SPIFFE Workload API

Ghostunnel can obtain certificates and trusted roots from the SPIFFE Workload API. With the Workload API, Ghostunnel maintains up-to-date, frequently rotated client/server identities (X.509 certificates and private keys) and trusted X.509 roots. Peers are expected to present SPIFFE X509-SVIDs, which are verified using SPIFFE authentication.

To enable workload API support, set the SPIFFE_ENDPOINT_SOCKET environment variable or pass the --use-workload-api-addr flag. Either of these implicitly enables --use-workload-api, so the explicit flag is not required when the address is provided. You can also pass --use-workload-api on its own if the environment variable is already set.

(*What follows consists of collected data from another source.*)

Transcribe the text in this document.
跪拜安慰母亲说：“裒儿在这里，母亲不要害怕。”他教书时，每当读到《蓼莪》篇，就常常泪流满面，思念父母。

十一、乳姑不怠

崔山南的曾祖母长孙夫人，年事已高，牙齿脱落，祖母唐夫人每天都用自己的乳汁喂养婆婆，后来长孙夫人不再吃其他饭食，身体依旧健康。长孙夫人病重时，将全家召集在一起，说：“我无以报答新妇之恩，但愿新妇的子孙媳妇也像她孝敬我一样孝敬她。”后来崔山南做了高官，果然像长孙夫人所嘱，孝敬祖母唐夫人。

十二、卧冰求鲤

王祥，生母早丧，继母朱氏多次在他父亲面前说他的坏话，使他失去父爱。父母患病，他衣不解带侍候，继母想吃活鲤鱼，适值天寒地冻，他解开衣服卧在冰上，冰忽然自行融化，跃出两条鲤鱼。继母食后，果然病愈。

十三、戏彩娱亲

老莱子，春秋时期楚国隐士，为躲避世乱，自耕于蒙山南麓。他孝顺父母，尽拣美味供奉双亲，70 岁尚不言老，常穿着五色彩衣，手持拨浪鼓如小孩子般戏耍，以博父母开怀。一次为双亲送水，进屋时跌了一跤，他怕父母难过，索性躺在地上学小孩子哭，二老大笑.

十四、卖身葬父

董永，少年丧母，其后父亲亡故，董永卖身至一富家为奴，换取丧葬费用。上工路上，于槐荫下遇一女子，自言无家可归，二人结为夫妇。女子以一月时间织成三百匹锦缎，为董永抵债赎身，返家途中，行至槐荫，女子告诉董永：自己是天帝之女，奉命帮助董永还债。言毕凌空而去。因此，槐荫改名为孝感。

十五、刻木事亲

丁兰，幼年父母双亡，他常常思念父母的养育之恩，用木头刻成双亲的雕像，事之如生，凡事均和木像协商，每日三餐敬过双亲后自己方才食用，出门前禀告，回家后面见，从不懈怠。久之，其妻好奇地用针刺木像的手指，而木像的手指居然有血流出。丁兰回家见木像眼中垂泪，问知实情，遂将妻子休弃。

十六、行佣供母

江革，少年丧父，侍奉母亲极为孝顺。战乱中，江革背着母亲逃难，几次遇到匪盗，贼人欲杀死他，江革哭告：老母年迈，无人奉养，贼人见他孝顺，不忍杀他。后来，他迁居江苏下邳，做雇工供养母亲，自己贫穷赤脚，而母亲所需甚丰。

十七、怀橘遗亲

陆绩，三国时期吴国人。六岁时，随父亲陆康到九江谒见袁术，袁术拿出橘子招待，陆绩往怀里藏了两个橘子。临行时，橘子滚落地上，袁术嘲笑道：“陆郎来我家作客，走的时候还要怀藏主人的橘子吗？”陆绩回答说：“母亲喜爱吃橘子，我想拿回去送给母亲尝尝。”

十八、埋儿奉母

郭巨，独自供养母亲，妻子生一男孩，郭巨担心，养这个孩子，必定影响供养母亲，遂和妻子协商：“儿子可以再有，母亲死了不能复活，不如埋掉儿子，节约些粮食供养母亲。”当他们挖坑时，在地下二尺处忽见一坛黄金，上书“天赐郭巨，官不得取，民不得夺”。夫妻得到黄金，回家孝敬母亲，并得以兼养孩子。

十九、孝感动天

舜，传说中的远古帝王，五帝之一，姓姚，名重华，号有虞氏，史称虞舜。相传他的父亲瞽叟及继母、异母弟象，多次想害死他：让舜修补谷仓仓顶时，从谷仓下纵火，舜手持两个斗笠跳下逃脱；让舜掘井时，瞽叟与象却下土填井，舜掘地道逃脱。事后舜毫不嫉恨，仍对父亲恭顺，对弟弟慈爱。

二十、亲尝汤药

On UNIX systems (Linux, macOS):

ghostunnel server \
    --use-workload-api-addr unix:///run/spire/sockets/agent.sock \
    --listen localhost:8443 \
    --target localhost:8080 \
    --allow-uri spiffe://domain.test/frontend

On Windows:

ghostunnel server \
    --use-workload-api-addr npipe:spire-agent\\public\\api \
    --listen localhost:8443 \
    --target localhost:8080 \
    --allow-uri spiffe://domain.test/frontend

Authorization

The identity of the peer, i.e. the SPIFFE ID, is embedded as a URI SAN on the X509-SVID. Accordingly, the existing --verify-uri and --allow-uri flags can be used to authorize the peer:

As a server:

ghostunnel server \
    --use-workload-api \
    --listen localhost:8443 \
    --target localhost:8080 \
    --allow-uri spiffe://domain.test/frontend

As a client:

ghostunnel client \
    --use-workload-api \
    --listen localhost:8080 \
    --target localhost:8443 \
    --verify-uri spiffe://domain.test/backend

Trust Bundle Updates

When using the Workload API, Ghostunnel automatically watches for updates to both the X.509 identity (certificate and key) and the trusted root CA bundle. When the SPIFFE provider (e.g. SPIRE) rotates certificates or updates the trust bundle, Ghostunnel picks up the changes without requiring a manual reload or restart.

Demo

See the end-to-end demo for an example using Ghostunnel with SPIFFE Workload API support backed by SPIRE. The SPIRE getting started guide covers setting up SPIRE from scratch on Linux/macOS.